Boston Jacky by L.A. Meyer. This historical adventure series is one of the few (maybe the only?) set of series books I find myself religiously following. I haven’t been disappointed yet. For sheer fun and entertainment, as well as immersive historical detail, these books can’t be beat. Narrator Jacky Faber, a plucky, smart, mischievous, and daring young woman, ages and grows and learns as she adventures her way through an exceedingly interesting time in history–the early 1800s. In this latest volume, the social turmoil of a young United States forms the backdrop to Jacky’s attempts to branch out in business. Her new venture is the purchase of beloved but ailing tavern the Pig & Whistle, complete with a brand-new adjoining playhouse for musical and dramatic entertainment. However, the movement for women’s suffrage has other ideas–because, during this time, the suffragettes also embraced temperance, and a tavern is of course a bawdy house full of unsavory influences. Meanwhile, love-of-Jacky’s-life Jaimy Fletcher has finally come to Boston to join her, but, as always, he isn’t sure if there’s room for him in her ever-so-active lifestyle…And then there’s the Irish Question, which Jacky is in the thick of, because of her profitable business shipping over Irish workers…This latest in the Bloody Jack series does an excellent job of integrating Jacky’s adventures with the major historical happenings and social issues of the time.
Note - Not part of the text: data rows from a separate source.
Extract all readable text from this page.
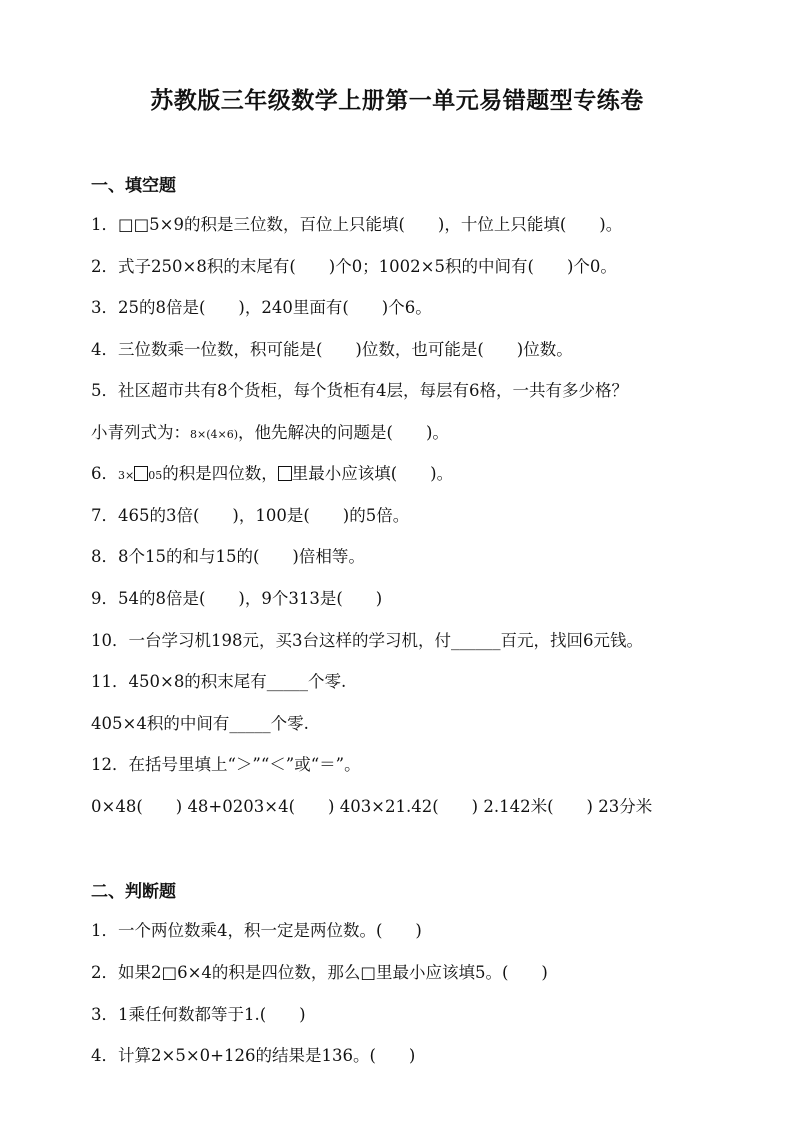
苏教版三年级数学上册第一单元易错题型专练卷
一、填空题
1．□□5×9的积是三位数，百位上只能填(　　)，十位上只能填(　　)。
2．式子250×8积的末尾有(　　)个0；1002×5积的中间有(　　)个0。
3．25的8倍是(　　)，240里面有(　　)个6。
4．三位数乘一位数，积可能是(　　)位数，也可能是(　　)位数。
5．社区超市共有8个货柜，每个货柜有4层，每层有6格，一共有多少格？
小青列式为：8×(4×6)，他先解决的问题是(　　)。
6．3× 05的积是四位数， 里最小应该填(　　)。
7．465的3倍(　　)，100是(　　)的5倍。
8．8个15的和与15的(　　)倍相等。
9．54的8倍是(　　)，9个313是(　　)
10．一台学习机198元，买3台这样的学习机，付______百元，找回6元钱。
11．450×8的积末尾有_____个零.
405×4积的中间有_____个零.
12．在括号里填上“＞”“＜”或“＝”。
0×48(　　) 48+0203×4(　　) 403×21.42(　　) 2.142米(　　) 23分米
二、判断题
1．一个两位数乘4，积一定是两位数。(　　)
2．如果2□6×4的积是四位数，那么□里最小应该填5。(　　)
3．1乘任何数都等于1.(　　)
4．计算2×5×0+126的结果是136。(　　)
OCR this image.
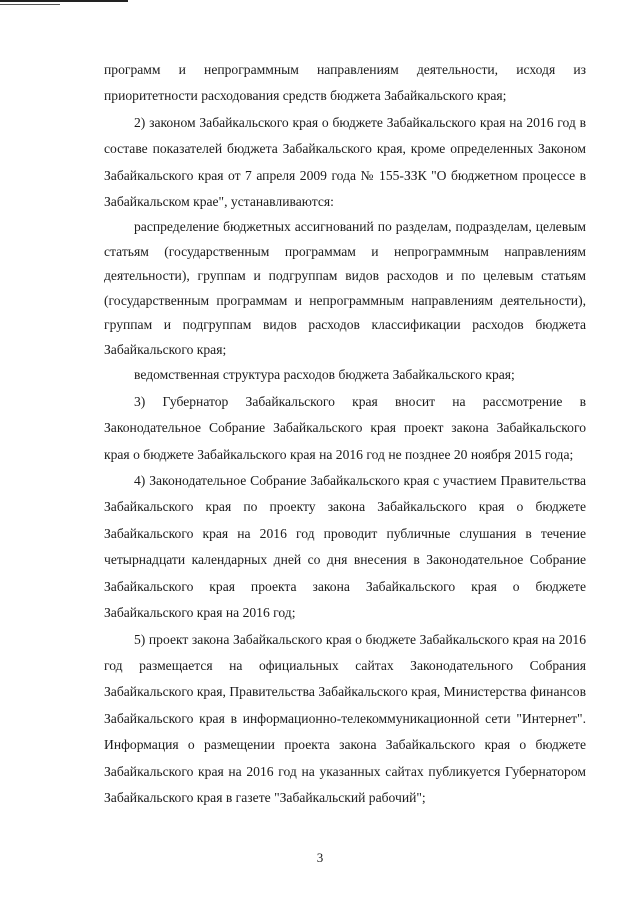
программ и непрограммным направлениям деятельности, исходя из приоритетности расходования средств бюджета Забайкальского края;

2) законом Забайкальского края о бюджете Забайкальского края на 2016 год в составе показателей бюджета Забайкальского края, кроме определенных Законом Забайкальского края от 7 апреля 2009 года № 155-ЗЗК "О бюджетном процессе в Забайкальском крае", устанавливаются:

распределение бюджетных ассигнований по разделам, подразделам, целевым статьям (государственным программам и непрограммным направлениям деятельности), группам и подгруппам видов расходов и по целевым статьям (государственным программам и непрограммным направлениям деятельности), группам и подгруппам видов расходов классификации расходов бюджета Забайкальского края;

ведомственная структура расходов бюджета Забайкальского края;

3) Губернатор Забайкальского края вносит на рассмотрение в Законодательное Собрание Забайкальского края проект закона Забайкальского края о бюджете Забайкальского края на 2016 год не позднее 20 ноября 2015 года;

4) Законодательное Собрание Забайкальского края с участием Правительства Забайкальского края по проекту закона Забайкальского края о бюджете Забайкальского края на 2016 год проводит публичные слушания в течение четырнадцати календарных дней со дня внесения в Законодательное Собрание Забайкальского края проекта закона Забайкальского края о бюджете Забайкальского края на 2016 год;

5) проект закона Забайкальского края о бюджете Забайкальского края на 2016 год размещается на официальных сайтах Законодательного Собрания Забайкальского края, Правительства Забайкальского края, Министерства финансов Забайкальского края в информационно-телекоммуникационной сети "Интернет". Информация о размещении проекта закона Забайкальского края о бюджете Забайкальского края на 2016 год на указанных сайтах публикуется Губернатором Забайкальского края в газете "Забайкальский рабочий";

3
Review copy source: Library | Buy from Indiebound
17 and Gone by Nova Ren Suma. I’m not going to be able to say TOO much about this one, because of spoilers, but I’d been looking forward to reading it for quite a while and was excited to find it at my library. Main character Lauren’s life changes irrevocably the day her van breaks down and she catches sight of a “Missing” poster on a phone pole. The missing person is Abby Sinclair, 17 years old–the same age as Lauren–and she disappeared months ago without a trace from a nearby summer camp. And now Lauren is having visions of Abby. Convinced she’s meant to somehow help Abby, Lauren begins delving deeper, and finds out that there are SO MANY girls out there who are 17 and just…gone. Disappeared. Never found. And now she’s started to dream about them–about all of them. Why are they starting to haunt her, and what can Lauren do about it? What’s she supposed to do? And is her desperation to save these girls so strong that it’s taking over her own life? Though this one has a slower ramp-up in the first part of the book, it serves well to draw the reader into Lauren’s viewpoint until we’re just compulsively turning the pages, unable to stop watching.